Ce sont des colorants solubles, il suffit de les dissoudre dans de l'eau bouillante.
Les auxiliaires de teinture sont :
- du chlorure ou sulfate de soude pour favoriser l'épuisement (montée du colorant sur la fibre) ;
- un mouillant pour aider la pénétration au sein du fil ;
- un égalisant pour aider à l'obtention d'un bon unisson ;
- un adoucissant (pour favoriser le glissement des plis les uns sur les autres).
Ces auxiliaires sont ajoutés en début de teinture. Ensuite, lorsque le mélange est homogène on ajoute les colorants. Puis le bain est porté progressivement à ébullition, soit directement, soit par paliers avec ajoute progressive de sel(suivant le cas). On teint pendant 45 à 60 minutes (toujours pour favoriser la pénétration), parfois plus longtemps pour les nuances foncées, puis est refroidi à 80 °C pour l'« échantillonnage » (vérification de la nuance obtenue) ; la correction éventuelle se fait par addition des colorants manquants et retour à l'ébullition pendant 20 minutes etc.
La teinture est suivie d'un rinçage, à l'eau dure de préférence ou sous addition de sel (chlorure ou sulfate). Si nécessaire, un traitement avec un agent de fixation est ajouté pour augmenter les solidités au lavage.
Le mordançage consiste à fixer une substance (tanin, huile, etc.) sur la marchandise. Ceci en une ou plusieurs passes suivant l'intensité de la nuance souhaitée.

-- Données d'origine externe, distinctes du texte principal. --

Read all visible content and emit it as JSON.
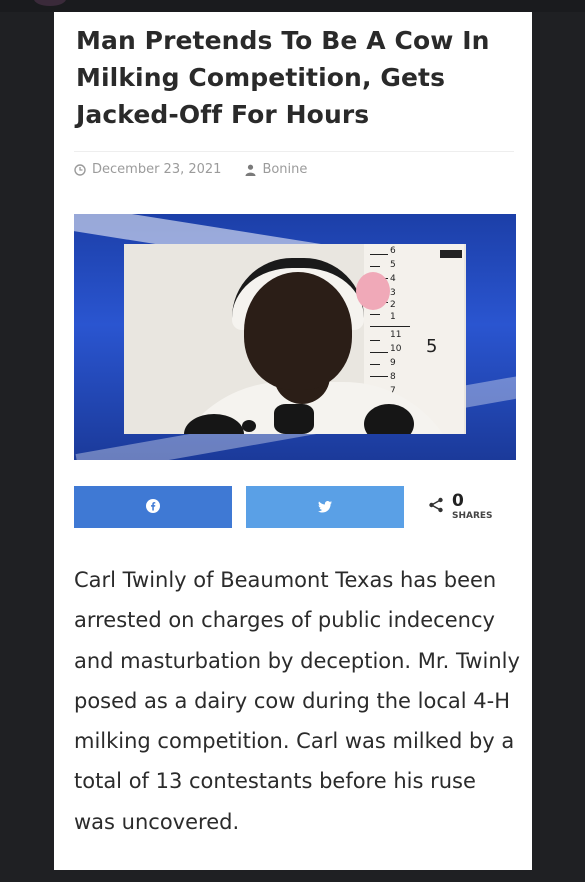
{
  "headline": "Man Pretends To Be A Cow In Milking Competition, Gets Jacked-Off For Hours",
  "meta": {
    "date": "December 23, 2021",
    "author": "Bonine"
  },
  "photo": {
    "ruler_numbers": [
      "6",
      "5",
      "4",
      "3",
      "2",
      "1",
      "11",
      "10",
      "9",
      "8",
      "7"
    ],
    "ruler_big_number": "5"
  },
  "share": {
    "facebook_icon": "facebook-icon",
    "twitter_icon": "twitter-icon",
    "share_icon": "share-icon",
    "count": "0",
    "count_label": "SHARES"
  },
  "article": {
    "body": "Carl Twinly of Beaumont Texas has been arrested on charges of public indecency and masturbation by deception. Mr. Twinly posed as a dairy cow during the local 4-H milking competition. Carl was milked by a total of 13 contestants before his ruse was uncovered."
  },
  "colors": {
    "background": "#1f2023",
    "card": "#ffffff",
    "facebook": "#3f79d4",
    "twitter": "#5aa0e6",
    "photo_blue": "#2a55d0"
  }
}
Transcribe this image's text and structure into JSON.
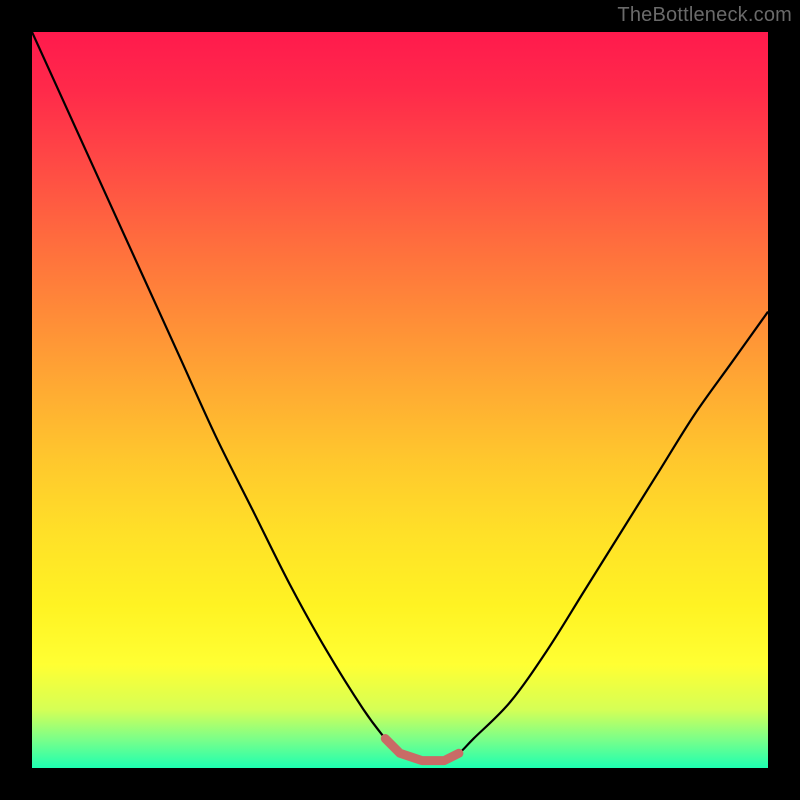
{
  "watermark": "TheBottleneck.com",
  "colors": {
    "background": "#000000",
    "gradient_top": "#ff1a4d",
    "gradient_bottom": "#1dffb1",
    "curve": "#000000",
    "marker": "#c96b66"
  },
  "chart_data": {
    "type": "line",
    "title": "",
    "xlabel": "",
    "ylabel": "",
    "xlim": [
      0,
      100
    ],
    "ylim": [
      0,
      100
    ],
    "grid": false,
    "legend": false,
    "series": [
      {
        "name": "bottleneck-curve",
        "x": [
          0,
          5,
          10,
          15,
          20,
          25,
          30,
          35,
          40,
          45,
          48,
          50,
          53,
          56,
          58,
          60,
          65,
          70,
          75,
          80,
          85,
          90,
          95,
          100
        ],
        "y": [
          100,
          89,
          78,
          67,
          56,
          45,
          35,
          25,
          16,
          8,
          4,
          2,
          1,
          1,
          2,
          4,
          9,
          16,
          24,
          32,
          40,
          48,
          55,
          62
        ]
      }
    ],
    "flat_region": {
      "x_start": 48,
      "x_end": 58,
      "y_approx": 1.5
    }
  }
}
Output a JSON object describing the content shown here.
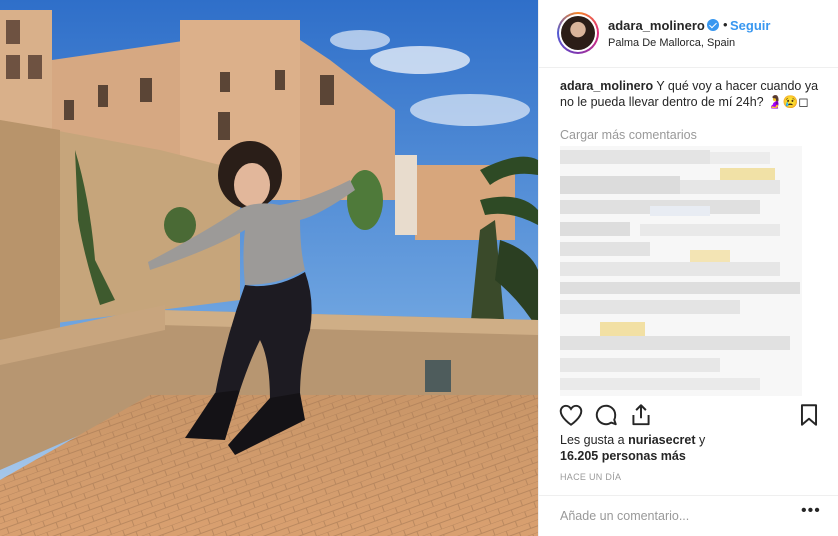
{
  "post": {
    "username": "adara_molinero",
    "verified": true,
    "dot": "•",
    "follow_label": "Seguir",
    "location": "Palma De Mallorca, Spain",
    "caption_user": "adara_molinero",
    "caption_text": "Y qué voy a hacer cuando ya no le pueda llevar dentro de mí 24h? 🤰😢◻",
    "load_more_label": "Cargar más comentarios",
    "likes_prefix": "Les gusta a",
    "likes_user": "nuriasecret",
    "likes_and": "y",
    "likes_count": "16.205 personas más",
    "time_ago": "HACE UN DÍA",
    "comment_placeholder": "Añade un comentario...",
    "more_icon_text": "•••"
  },
  "icons": {
    "like": "heart-icon",
    "comment": "comment-bubble-icon",
    "share": "share-icon",
    "save": "bookmark-icon",
    "verified": "verified-badge-icon"
  },
  "colors": {
    "accent": "#3897f0",
    "text": "#262626",
    "muted": "#999999",
    "border": "#efefef"
  }
}
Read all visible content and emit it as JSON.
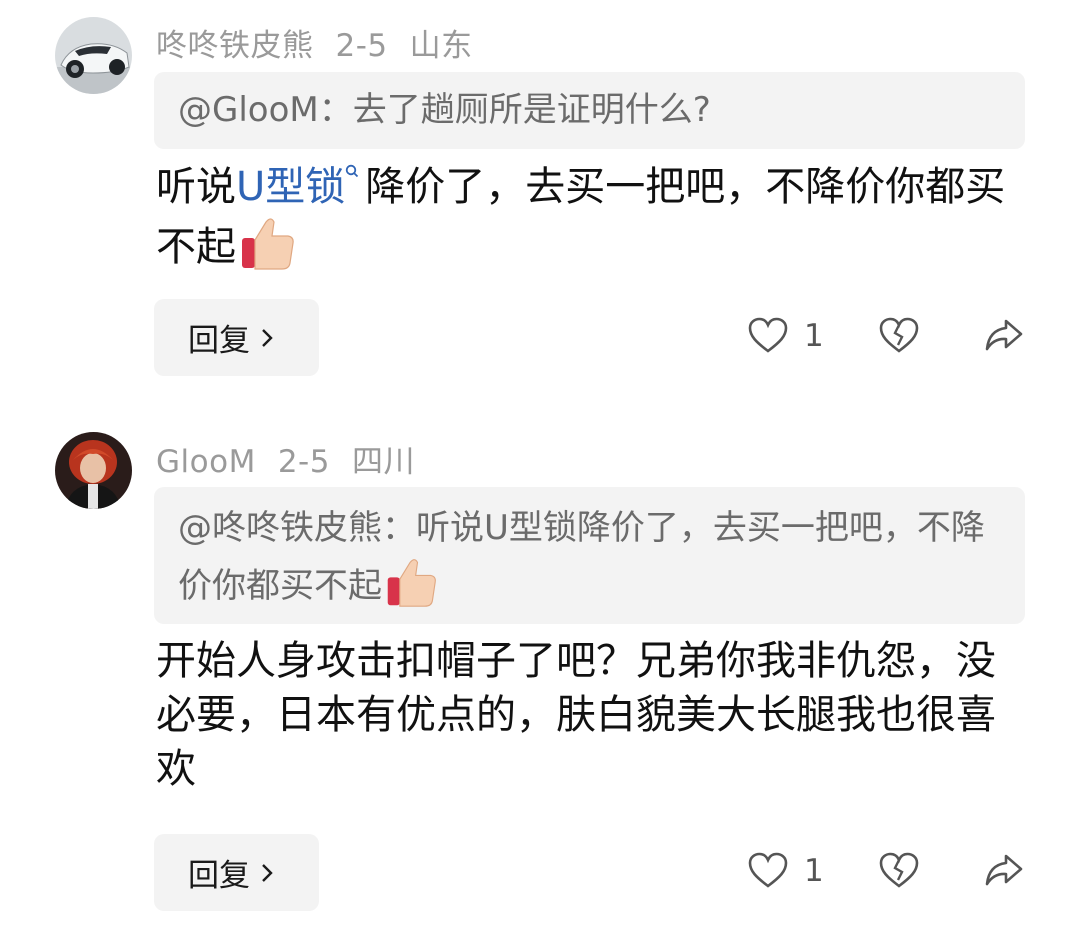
{
  "comments": [
    {
      "username": "咚咚铁皮熊",
      "date": "2-5",
      "location": "山东",
      "quote": "@GlooM：去了趟厕所是证明什么?",
      "text_before_link": "听说",
      "link_text": "U型锁",
      "text_after_link": "降价了，去买一把吧，不降价你都买不起",
      "reply_label": "回复",
      "like_count": "1",
      "avatar_icon": "car-avatar",
      "emoji_icon": "thumbs-up-emoji"
    },
    {
      "username": "GlooM",
      "date": "2-5",
      "location": "四川",
      "quote": "@咚咚铁皮熊：听说U型锁降价了，去买一把吧，不降价你都买不起",
      "text": "开始人身攻击扣帽子了吧？兄弟你我非仇怨，没必要，日本有优点的，肤白貌美大长腿我也很喜欢",
      "reply_label": "回复",
      "like_count": "1",
      "avatar_icon": "person-avatar",
      "emoji_icon": "thumbs-up-emoji"
    }
  ],
  "icons": {
    "like": "heart-outline-icon",
    "dislike": "broken-heart-icon",
    "share": "share-arrow-icon",
    "chevron": "chevron-right-icon"
  },
  "colors": {
    "link": "#2f64b5",
    "meta": "#9a9a9a",
    "bubble": "#f3f3f3"
  }
}
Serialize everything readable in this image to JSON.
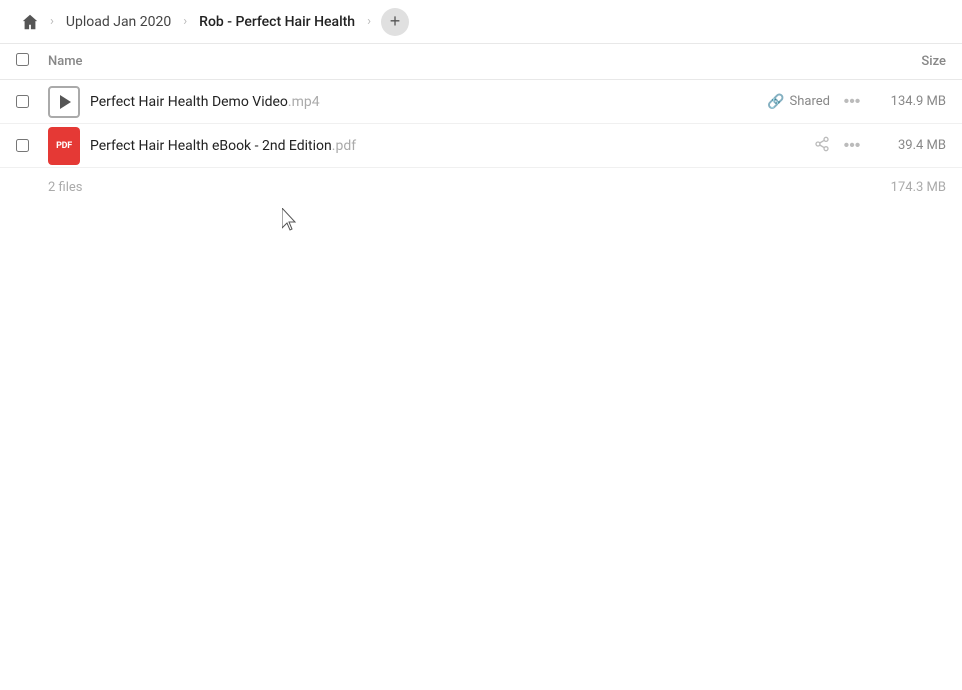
{
  "topbar": {
    "home_icon": "🏠",
    "breadcrumbs": [
      {
        "label": "Upload Jan 2020",
        "id": "upload-jan-2020"
      },
      {
        "label": "Rob - Perfect Hair Health",
        "id": "rob-perfect-hair-health"
      }
    ],
    "add_button_label": "+"
  },
  "table": {
    "col_name": "Name",
    "col_size": "Size"
  },
  "files": [
    {
      "id": "file-video",
      "name": "Perfect Hair Health Demo Video",
      "ext": ".mp4",
      "type": "video",
      "shared": true,
      "shared_label": "Shared",
      "size": "134.9 MB"
    },
    {
      "id": "file-pdf",
      "name": "Perfect Hair Health eBook - 2nd Edition",
      "ext": ".pdf",
      "type": "pdf",
      "shared": false,
      "shared_label": "",
      "size": "39.4 MB"
    }
  ],
  "footer": {
    "file_count": "2 files",
    "total_size": "174.3 MB"
  }
}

La marchandise est ensuite teinte avec un colorant qui se fixe sur le tanin fixé au coton. Ce procédé est abandonné depuis longtemps dans nos pays.
Les colorants directs à diazoter servaient pour la teinture de nuances foncées solides. Elle se passait en 2 temps, premièrement la teinture avec un colorant (livré à un stade incomplet de sa fabrication) de façon classique, ensuite on procédait à la diazotation dudit colorant (en fait en achevait sa fabrication au sein de la fibre) à froid avec du nitrite de soude et de l'acide chlorhydrique[2].